39

3.3K 164 3
                                    

Rasanya seperti berbaring di atas awan.

Bahagia sekali ketika pagi itu Naleah bangun dari tidurnya yang nyenyak dengan Hans memeluk perutnya erat.

Dada hangat lelaki itu menempel di punggungnya di balik selimut selembut sutera. Dagu lelaki itu di atas kepalanya, memeluknya seperti sendok.  

Bagaikan duduk di depan perapian yang hangat saat musim salju, dengan segelas cokelat panas di tangan sambil memandang salju putih turun dari langit, nyaman sekali. 

Semalam mereka berdua terlalu lelah dengan pekerjaan di tempat kerja masing-masing yang menguras tenaga, setelah selesai  mandi dan bersih-bersih langsung berbaring di kasur, tidur bagaikan boneka kehabisan baterai. 

Untung Naleah kerja shift  sore hari ini jadi tidak perlu bangun cepat dan langsung siap-siap bekerja atau grasak-grusuk  di kejar waktu seperti biasa. Jadi dia bisa bersantai.

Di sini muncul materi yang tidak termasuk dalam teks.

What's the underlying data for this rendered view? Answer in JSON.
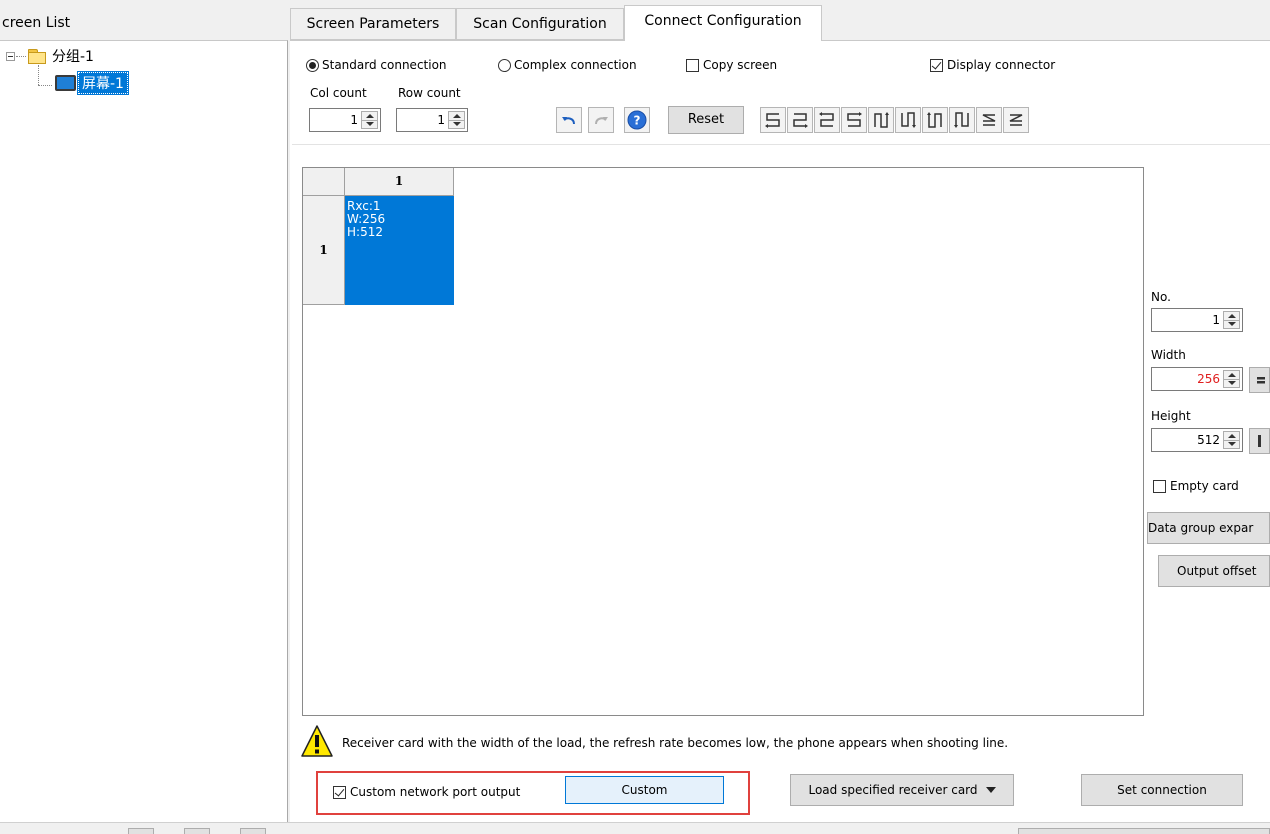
{
  "left": {
    "header": "creen List",
    "tree": [
      {
        "label": "分组-1"
      },
      {
        "label": "屏幕-1"
      }
    ]
  },
  "tabs": [
    {
      "label": "Screen Parameters"
    },
    {
      "label": "Scan Configuration"
    },
    {
      "label": "Connect Configuration"
    }
  ],
  "options": {
    "standard": "Standard connection",
    "complex": "Complex connection",
    "copy": "Copy screen",
    "display": "Display connector"
  },
  "counts": {
    "col_label": "Col count",
    "row_label": "Row count",
    "col_value": "1",
    "row_value": "1"
  },
  "toolbar": {
    "reset": "Reset"
  },
  "grid": {
    "col_header": "1",
    "row_header": "1",
    "cell_lines": [
      "Rxc:1",
      "W:256",
      "H:512"
    ]
  },
  "right_panel": {
    "no_label": "No.",
    "no_value": "1",
    "width_label": "Width",
    "width_value": "256",
    "height_label": "Height",
    "height_value": "512",
    "empty_card": "Empty card",
    "data_group": "Data group expar",
    "output_offset": "Output offset",
    "width_value_color": "#e02020"
  },
  "bottom": {
    "warning": "Receiver card with the width of the load, the refresh rate becomes low, the phone appears when shooting line.",
    "custom_output": "Custom network port output",
    "custom_button": "Custom",
    "load_card": "Load specified receiver card",
    "set_connection": "Set connection"
  },
  "colors": {
    "selection": "#0078d7",
    "highlight_box": "#e0413d"
  }
}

Lengan Hans yang sedari tadi memeluk perutnya posesif, menarik semakin erat lalu lelaki itu menyurukkan hidungnya di kepalanya Naleah sementara Naleah mengusap lengan Hans dengan lembut.

Dirinya tidak akan kemana-mana pagi ini, jadi Hans bisa menginvasi waktunya sesuka hati. 

Dia tau Hans sudah bangun sama seperti dirinya. Namun enggan bangkit karena masih terlalu nyaman di kasur empuk itu. 

"Papa kerja kan?"

"Jam sembilan, tidur aja dulu." Dia bisa merasakan nafas hangat Hans di punggungnya dan ciuman lembut lelaki itu di kulitnya. 

Seharusnya dia bangkit untuk membuat sarapan, namun Naleah malah kembali tertidur mengikuti saran Hans. 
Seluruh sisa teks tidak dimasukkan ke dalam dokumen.